Pete, what do you make of this one?
I think this is a good one to put a cap on the years worth of news and interviews.
It’s worth noting first off, however, that the journalist Christopher Mimms appears to have found his way past skepticism over AI hype towards something a little bit more resembling religion.
His previous articles this year were, the AI revolution is already losing steam and AI is dumber than a cat.
This article has a very different feel to it and why the change of perspective.
I think simply it’s just the progression of the use of the technology and the emergence and evidence of farther reaching applications all across business and organizations worldwide.
So you should, as always, read the article yourself, but I can share the gist with you.
The thumbnail sketch is that the author’s take is that AI is proving itself capable of outcomes ranging well beyond the advanced search and text and image generation that we’ve become so accustomed to.
The same transformer technology that serves as the backbone of our most familiar applications is capable of doing so much more.
He offers a handful of well-researched and profiled examples, self-driven cars which are not news to us, but that are able through their use of the technology to identify and react to images that they’re not trained on.
AI-powered software that can run any robot, not just the robot it was purpose-built for, but any robot whatsoever.
Developments in plastic-eating bacteria, progress in the search for a cure to cancer, the list goes on and on.
The takeaway for leaders beyond, I think, hope, right, that the future is a time of prosperity.
Even though we’re through so many breathtaking innovations already with modern AI, we are still very early days.
As Christian Madsbjerg put it, we still don’t really know what AI is for.
And I think he’s right.
So keep learning, keep experimenting, keep pushing on the possibilities.
Put your very biggest and most pressing problems under the microscope and figure out how we leave this world in a better place than we found it.
What a beautiful way to end 2024.
Pete, thank you as always.
Thank you, Courtney.
With a new year and a new way of doing things on the horizon, how can you tap into AI to power your company’s success in 2025?
I talked with David DeWolf and Mohan Rao recently to get their takes.

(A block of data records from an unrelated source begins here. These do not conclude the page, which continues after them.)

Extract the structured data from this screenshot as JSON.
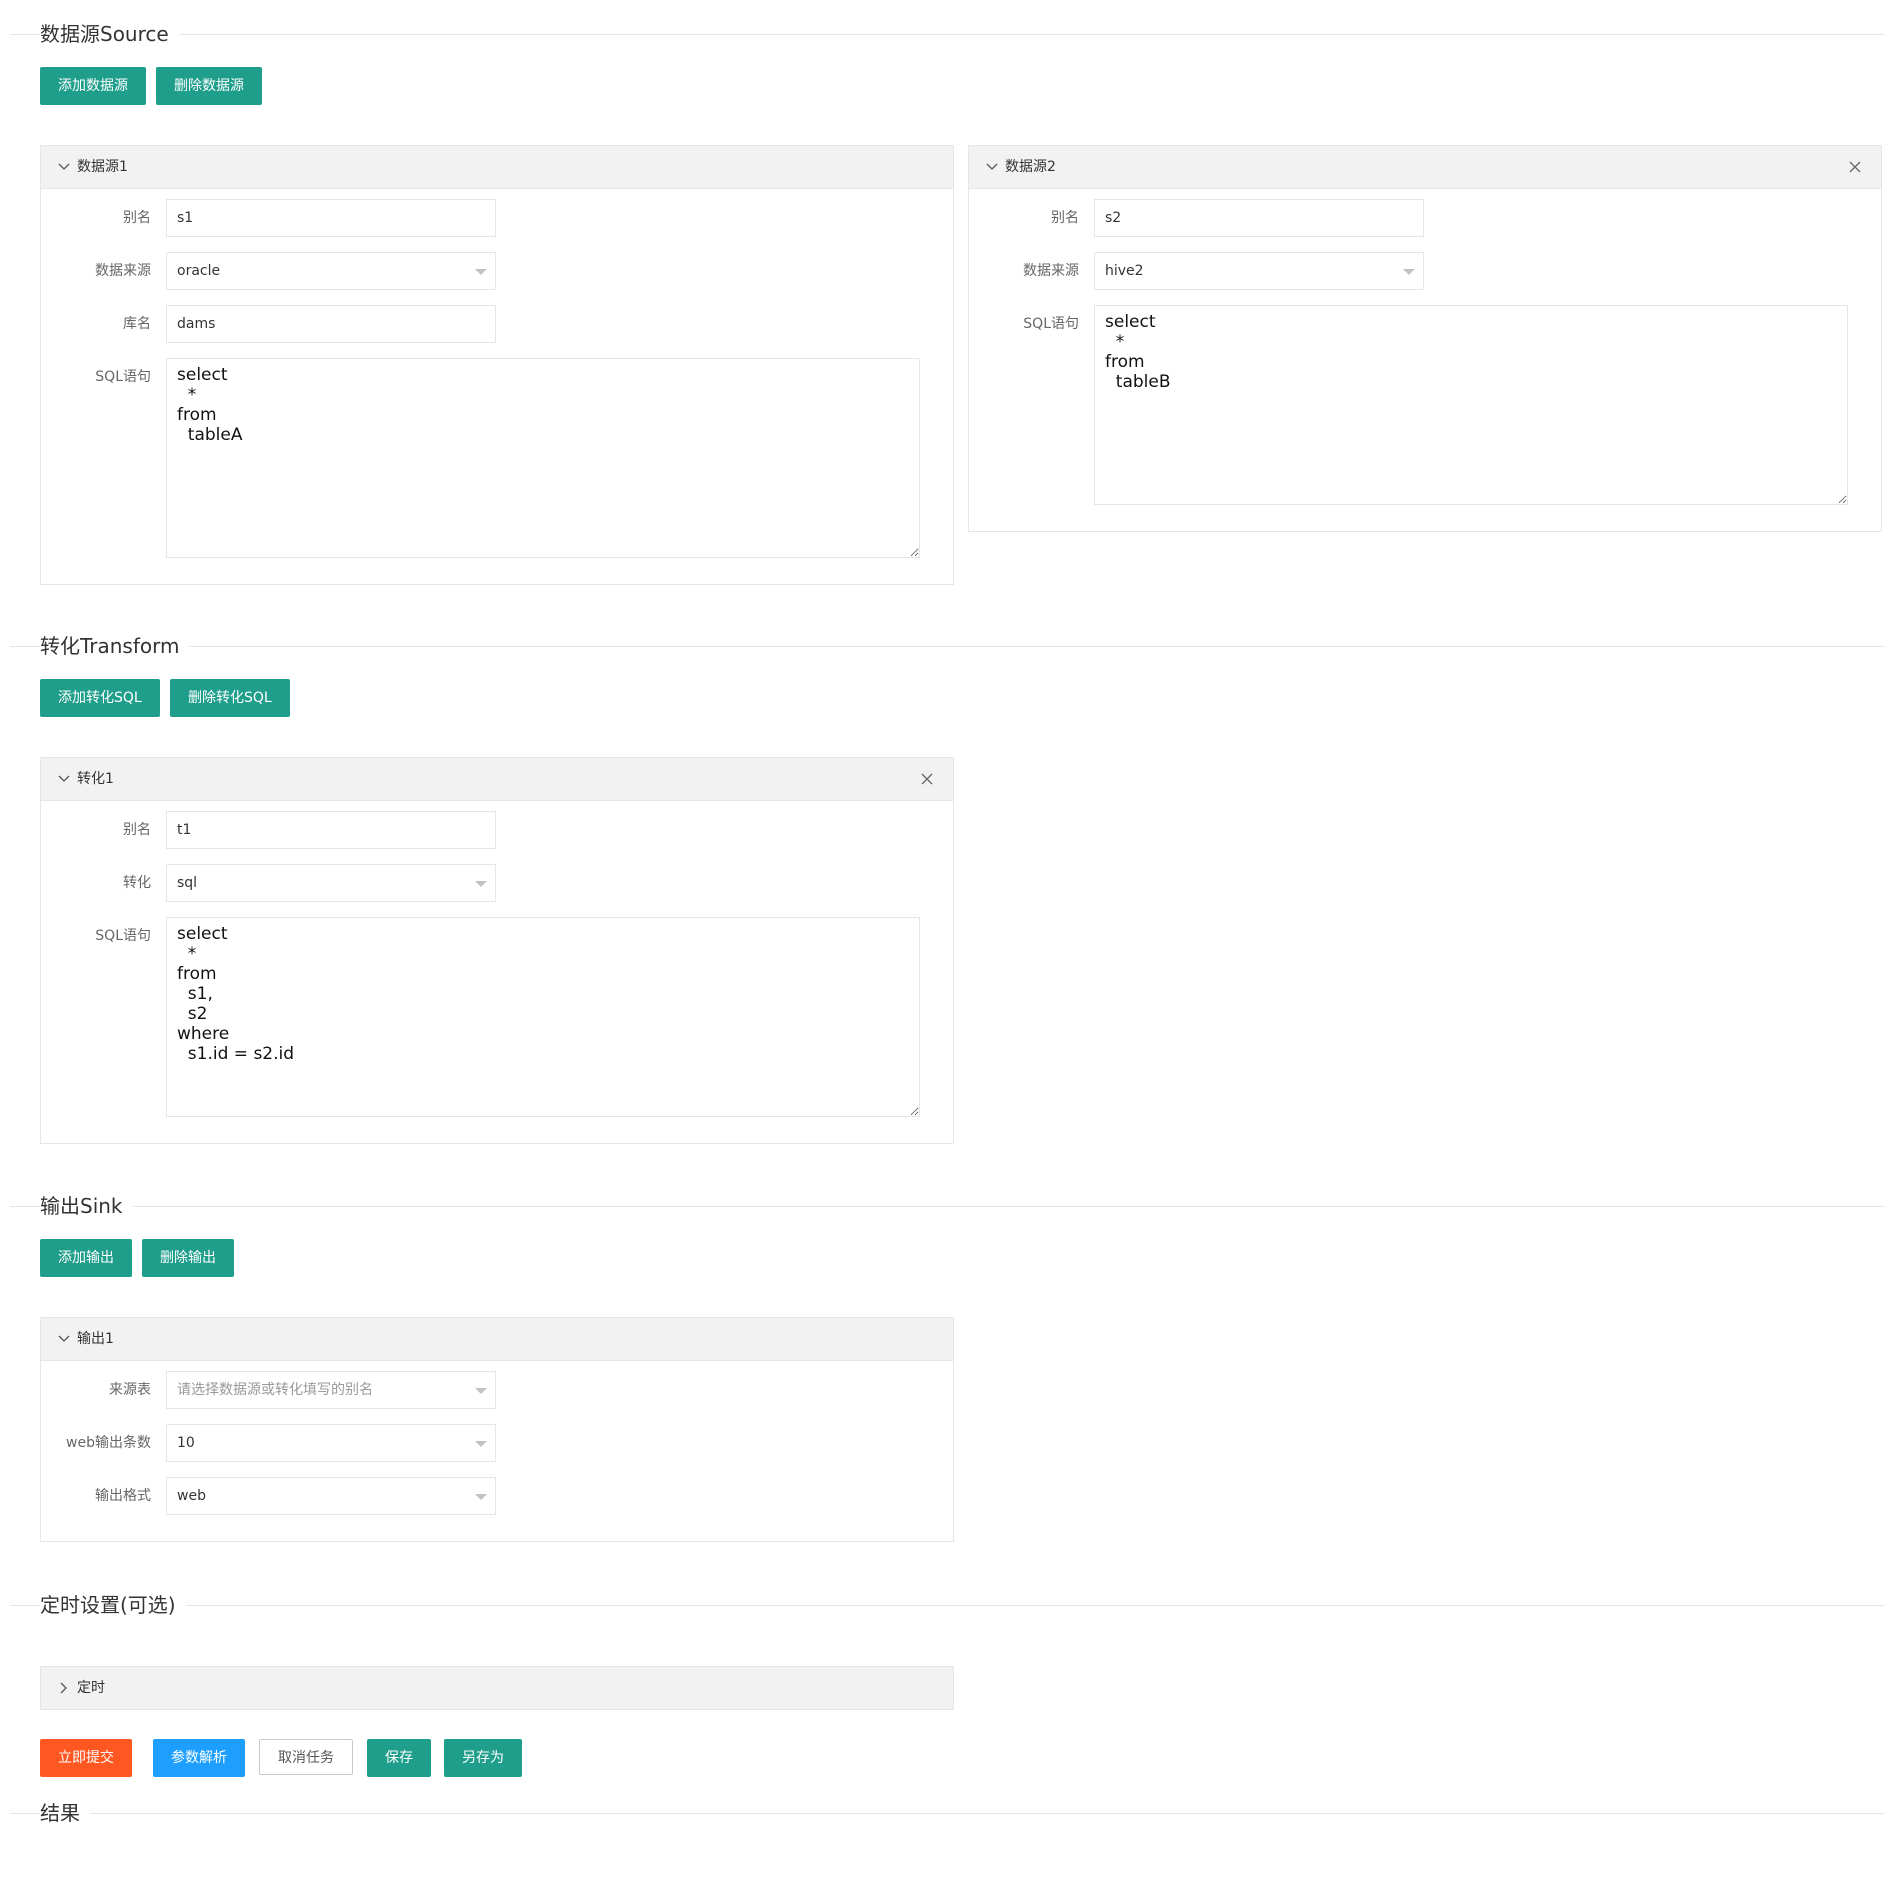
{
  "source": {
    "title": "数据源Source",
    "add_button": "添加数据源",
    "delete_button": "删除数据源",
    "panels": [
      {
        "title": "数据源1",
        "alias_label": "别名",
        "alias_value": "s1",
        "datasource_label": "数据来源",
        "datasource_value": "oracle",
        "db_label": "库名",
        "db_value": "dams",
        "sql_label": "SQL语句",
        "sql_value": "select\n  *\nfrom\n  tableA"
      },
      {
        "title": "数据源2",
        "alias_label": "别名",
        "alias_value": "s2",
        "datasource_label": "数据来源",
        "datasource_value": "hive2",
        "sql_label": "SQL语句",
        "sql_value": "select\n  *\nfrom\n  tableB"
      }
    ]
  },
  "transform": {
    "title": "转化Transform",
    "add_button": "添加转化SQL",
    "delete_button": "删除转化SQL",
    "panel": {
      "title": "转化1",
      "alias_label": "别名",
      "alias_value": "t1",
      "type_label": "转化",
      "type_value": "sql",
      "sql_label": "SQL语句",
      "sql_value": "select\n  *\nfrom\n  s1,\n  s2\nwhere\n  s1.id = s2.id"
    }
  },
  "sink": {
    "title": "输出Sink",
    "add_button": "添加输出",
    "delete_button": "删除输出",
    "panel": {
      "title": "输出1",
      "source_label": "来源表",
      "source_placeholder": "请选择数据源或转化填写的别名",
      "count_label": "web输出条数",
      "count_value": "10",
      "format_label": "输出格式",
      "format_value": "web"
    }
  },
  "schedule": {
    "title": "定时设置(可选)",
    "panel_title": "定时"
  },
  "actions": {
    "submit": "立即提交",
    "parse": "参数解析",
    "cancel": "取消任务",
    "save": "保存",
    "save_as": "另存为"
  },
  "result": {
    "title": "结果"
  },
  "colors": {
    "primary": "#1e9e8b",
    "danger": "#ff5722",
    "info": "#1e9fff"
  }
}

David, Mohan, in our last episode, we made some predictions, and by we, I mean you two.
Yeah, thanks for participating.
Appreciate that.
What will happen in 2025 in AI.
Today, we’re going to help our listeners, you all listening, prepare for the new year with four AI strategies and tactics that we believe can help you harness AI in innovative ways this coming year.
David, would you kick us off with the first tactic?
Yeah.
So I used to hate the word mobile first back when we had devices and we’re talking about kind of mobile first strategies and all this kind of stuff.
But I like that you frame this as a tactic.
So I’m going to start with AI first.
Right.
I do fundamentally believe that the organizations that are thriving with AI are the ones that think it first.
And I think it starts with as simply as an executive when you’re going to do knowledge work, when you’re going to go start writing something, a thought piece, if you’re writing a policy, like those types of things, go and use AI first.
And if you start with that mindset and you embed that mindset in your organization, and you are driving that mindset throughout the organization, I think you will drive both effectiveness and efficiency gains.
And so an AI first mindset is the first tactic that on every single thing you’re doing.
And ask yourself, what can AI do for you?
What would AI do?
Yeah, and can I just add, it might be wise to just deploy people going and doing the research for you.
So if you have a problem, I know this came up for me recently that we were trying to solve, but we wanted to do it.
We just didn’t have the resources of funding to do it the way you traditionally would, we’re a startup.
And so I asked one of our amazing interns, like, hey, can you go research?
Is there an AI platform or tool that could do this for us?
And sure enough, she came back with quite a few options.
And so even though that’s a simple thing, like, don’t be afraid to go, like, deploy other people to go do that research work for you.
Awesome.
Okay, so the first tactic, adopt an AI first mindset.
I think that mindset word is really key as an executive.
Mohan, can you kick us off with the second tactic?
You know, it’s really a fact of life in enterprises that people are using ChatGPT and other type of gen AI tools.
If it is not in their systems, at least they’re using tools.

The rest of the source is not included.